Metadata-Version: 2.4
Name: commcp
Version: 1.0.0
Summary: Conformal Model Moderation & Human-in-the-Loop Routing Python Library
Author: Raghottam Nadgoudar
License: MIT
Classifier: Programming Language :: Python :: 3
Classifier: License :: OSI Approved :: MIT License
Classifier: Operating System :: OS Independent
Classifier: Intended Audience :: Science/Research
Classifier: Intended Audience :: Developers
Classifier: Topic :: Scientific/Engineering :: Artificial Intelligence
Requires-Python: >=3.8
Description-Content-Type: text/markdown
License-File: LICENSE
Requires-Dist: numpy>=1.20.0
Requires-Dist: scikit-learn>=1.0.0
Requires-Dist: openai>=1.0.0
Dynamic: license-file

# commCP 🛡️
[![License: MIT](https://img.shields.io/badge/License-MIT-yellow.svg)](https://opensource.org/licenses/MIT)

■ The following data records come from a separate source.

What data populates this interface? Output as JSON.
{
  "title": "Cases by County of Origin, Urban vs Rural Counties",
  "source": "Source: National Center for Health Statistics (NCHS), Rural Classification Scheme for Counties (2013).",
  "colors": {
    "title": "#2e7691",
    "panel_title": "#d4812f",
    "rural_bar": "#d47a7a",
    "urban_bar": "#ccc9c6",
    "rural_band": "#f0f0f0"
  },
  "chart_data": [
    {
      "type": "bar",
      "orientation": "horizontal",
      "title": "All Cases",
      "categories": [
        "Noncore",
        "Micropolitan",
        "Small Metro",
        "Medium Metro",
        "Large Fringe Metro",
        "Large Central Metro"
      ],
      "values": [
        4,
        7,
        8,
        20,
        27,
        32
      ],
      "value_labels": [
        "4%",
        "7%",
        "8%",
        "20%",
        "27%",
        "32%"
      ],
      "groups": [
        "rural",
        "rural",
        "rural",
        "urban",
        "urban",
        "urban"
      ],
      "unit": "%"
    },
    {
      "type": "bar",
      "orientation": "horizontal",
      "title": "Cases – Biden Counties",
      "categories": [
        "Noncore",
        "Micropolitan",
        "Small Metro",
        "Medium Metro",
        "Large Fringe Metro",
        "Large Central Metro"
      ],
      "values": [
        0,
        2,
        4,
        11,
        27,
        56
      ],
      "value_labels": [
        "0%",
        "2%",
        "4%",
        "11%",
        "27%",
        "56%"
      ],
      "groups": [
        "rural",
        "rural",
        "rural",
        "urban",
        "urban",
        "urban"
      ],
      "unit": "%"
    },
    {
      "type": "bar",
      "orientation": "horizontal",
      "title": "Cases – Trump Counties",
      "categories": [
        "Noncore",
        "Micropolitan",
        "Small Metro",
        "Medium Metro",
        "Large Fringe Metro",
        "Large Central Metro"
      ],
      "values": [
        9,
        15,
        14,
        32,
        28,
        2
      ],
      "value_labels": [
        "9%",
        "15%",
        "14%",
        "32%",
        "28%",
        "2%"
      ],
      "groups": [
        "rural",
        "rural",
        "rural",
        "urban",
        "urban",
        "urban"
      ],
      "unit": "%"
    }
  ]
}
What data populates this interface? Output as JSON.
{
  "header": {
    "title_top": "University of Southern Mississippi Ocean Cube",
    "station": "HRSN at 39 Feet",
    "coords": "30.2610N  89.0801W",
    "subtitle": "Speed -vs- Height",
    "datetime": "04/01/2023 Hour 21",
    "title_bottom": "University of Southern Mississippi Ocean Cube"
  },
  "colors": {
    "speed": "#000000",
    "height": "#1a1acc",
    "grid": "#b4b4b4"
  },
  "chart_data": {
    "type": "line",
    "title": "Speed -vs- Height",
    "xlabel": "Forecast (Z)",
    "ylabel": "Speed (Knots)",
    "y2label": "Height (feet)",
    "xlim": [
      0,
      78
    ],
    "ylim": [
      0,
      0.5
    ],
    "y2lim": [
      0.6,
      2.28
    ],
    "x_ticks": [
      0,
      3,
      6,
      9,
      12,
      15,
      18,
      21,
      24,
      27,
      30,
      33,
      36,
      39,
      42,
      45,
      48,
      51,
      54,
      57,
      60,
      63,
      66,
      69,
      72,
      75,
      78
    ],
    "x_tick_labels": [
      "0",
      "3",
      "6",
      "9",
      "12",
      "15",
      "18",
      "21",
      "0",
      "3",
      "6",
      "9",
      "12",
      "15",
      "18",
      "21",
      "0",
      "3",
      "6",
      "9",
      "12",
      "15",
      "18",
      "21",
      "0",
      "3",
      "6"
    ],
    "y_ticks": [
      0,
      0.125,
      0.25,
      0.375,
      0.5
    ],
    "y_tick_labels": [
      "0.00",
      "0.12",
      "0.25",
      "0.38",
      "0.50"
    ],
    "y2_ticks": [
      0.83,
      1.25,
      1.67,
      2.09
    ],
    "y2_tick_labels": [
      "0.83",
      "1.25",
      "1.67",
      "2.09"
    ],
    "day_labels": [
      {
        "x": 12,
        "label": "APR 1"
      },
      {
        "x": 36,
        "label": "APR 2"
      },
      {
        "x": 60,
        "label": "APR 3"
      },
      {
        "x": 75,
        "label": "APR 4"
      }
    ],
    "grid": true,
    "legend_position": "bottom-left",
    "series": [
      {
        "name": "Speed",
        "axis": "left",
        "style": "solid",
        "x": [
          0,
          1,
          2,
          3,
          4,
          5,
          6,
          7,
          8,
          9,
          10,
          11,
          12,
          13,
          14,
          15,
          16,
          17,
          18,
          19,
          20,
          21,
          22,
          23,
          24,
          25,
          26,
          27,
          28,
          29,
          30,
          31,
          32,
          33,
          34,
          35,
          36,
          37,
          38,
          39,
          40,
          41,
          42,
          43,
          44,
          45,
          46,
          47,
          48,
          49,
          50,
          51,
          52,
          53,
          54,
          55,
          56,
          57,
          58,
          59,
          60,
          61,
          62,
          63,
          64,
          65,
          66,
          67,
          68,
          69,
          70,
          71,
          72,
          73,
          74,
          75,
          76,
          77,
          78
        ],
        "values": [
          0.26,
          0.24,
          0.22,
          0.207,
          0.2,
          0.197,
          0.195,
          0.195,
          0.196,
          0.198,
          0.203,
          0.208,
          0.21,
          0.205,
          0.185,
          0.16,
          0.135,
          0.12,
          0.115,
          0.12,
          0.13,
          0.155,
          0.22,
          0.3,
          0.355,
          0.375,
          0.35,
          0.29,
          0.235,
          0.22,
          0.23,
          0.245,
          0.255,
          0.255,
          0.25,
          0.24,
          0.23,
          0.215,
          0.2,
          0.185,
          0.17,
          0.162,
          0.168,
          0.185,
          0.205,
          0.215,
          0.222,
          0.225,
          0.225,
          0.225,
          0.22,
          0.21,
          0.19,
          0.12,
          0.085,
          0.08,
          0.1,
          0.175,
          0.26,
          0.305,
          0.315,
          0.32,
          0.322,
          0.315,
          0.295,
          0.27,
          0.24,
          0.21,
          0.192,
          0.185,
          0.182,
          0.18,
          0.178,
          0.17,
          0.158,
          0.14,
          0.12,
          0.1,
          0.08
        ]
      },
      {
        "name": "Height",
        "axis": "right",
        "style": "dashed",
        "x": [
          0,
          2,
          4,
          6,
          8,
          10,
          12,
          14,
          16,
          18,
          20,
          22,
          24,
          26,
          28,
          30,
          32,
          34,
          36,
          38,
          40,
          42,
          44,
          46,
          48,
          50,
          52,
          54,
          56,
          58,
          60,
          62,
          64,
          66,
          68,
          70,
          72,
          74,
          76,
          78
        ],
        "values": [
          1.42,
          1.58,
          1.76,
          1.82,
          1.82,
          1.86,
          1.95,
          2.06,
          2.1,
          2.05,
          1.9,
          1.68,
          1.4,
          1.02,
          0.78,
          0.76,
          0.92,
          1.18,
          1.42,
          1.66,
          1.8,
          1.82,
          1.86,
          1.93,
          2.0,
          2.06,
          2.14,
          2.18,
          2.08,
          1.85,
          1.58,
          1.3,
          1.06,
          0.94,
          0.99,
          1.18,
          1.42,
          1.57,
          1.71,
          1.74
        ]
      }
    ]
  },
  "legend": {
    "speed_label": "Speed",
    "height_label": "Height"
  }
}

**commCP** (Conformal Model Moderation & Human-in-the-Loop Routing) is a post-training wrapper for binary classification estimators. It combines **Conformal Prediction** (to enforce statistical reliability guarantees) and **LLM Refereeing** to decide when a prediction can be auto-accepted vs. when it should be escalated for human review.

Inspired by stats-centric tools like MAPIE, commCP bridges the gap between statistical guarantees and LLM verification for the AI era.

---

## Features
- **Statistical Coverage Guarantees**: Enforces target error rates ($1 - \alpha$) via conformal calibration.
- **Selective Prediction / HITL**: Automatically routes predictions into `auto_decided` or `escalated` queues.
- **LLM-as-a-Referee**: Mediates ensemble disagreements and conformal "gray-zone" uncertainties dynamically.
- **Cost-Optimized**: Bypasses the LLM completely for obvious acceptances or low-confidence/high-risk rejections, keeping API costs to a minimum.
- **Seamless sklearn Compatibility**: Works with any estimator exposing a `predict_proba` method (e.g., LogisticRegression, RandomForest, XGBoost).

---

## Installation

```bash
# Install from source (or PyPI once published)
pip install .
```

---

## Quick Start Guide

### 1. Train Your Classifier
```python
from sklearn.ensemble import RandomForestClassifier
from commcp import CommCP

# Train a standard sklearn classifier
model = RandomForestClassifier()
model.fit(X_train, y_train)
```

### 2. Wrap and Calibrate commCP
Initialize `CommCP` with your trained estimator, along with a task description and class labels (which are required to build high-accuracy prompts for the LLM Referee). Pass a held-out calibration set to establish the conformal threshold.

```python
# Initialize commcp wrapper (configured for significance level alpha=0.05 -> 95% coverage)
ccp = CommCP(
    estimator=model,
    task_description="Predict whether a patient has heart disease based on clinical features",
    class_labels={0: "Healthy", 1: "Heart Disease Present"},
    alpha=0.05,
    llm_provider="groq", # Supports "groq" or "openai"
    verify_margin=0.15   # Trigger LLM verification on predictions within 15% of the threshold
)

# Calibrate
ccp.calibrate(X_calib, y_calib)
```

### 3. Predict & Moderate
Predict outcomes for test data. CommCP will execute conformal gating, query the LLM referee on borderline cases, and partition predictions.

```python
# Run predictions
results = ccp.predict(
    X_test, 
    text_dossiers=text_descriptions # Optional natural language dossiers for LLM inspection
)

# Get automation and routing results
print(f"Automation rate: {results.automation_rate:.2%}")

# Access lists of auto-decided and escalated records
auto_cases = results.auto_decided  # list of dicts
human_queue = results.escalated    # list of dicts
```

### 4. Evaluate Guarantees
Verify if your target mathematical coverage guarantee was met:
```python
empirical_coverage = results.coverage(y_test)
print(f"Empirical Coverage: {empirical_coverage:.2%}") # Should be >= 95%
```

Examine system performance details:
```python
print(results.stats(y_test))
```

---

## Customizing Gating Logic

CommCP dynamically adjusts its gating based on your model architecture:
* **Single Models**: Uses **Gray-Zone Gating**. Calls the LLM referee only when confidence is close but below the conformal cutoff.
* **Ensembles**: Uses **Disagreement Gating**. Automatically inspects ensemble consensus and calls the LLM to referee conflicting model predictions.

---

## License
Licensed under the [MIT License](LICENSE).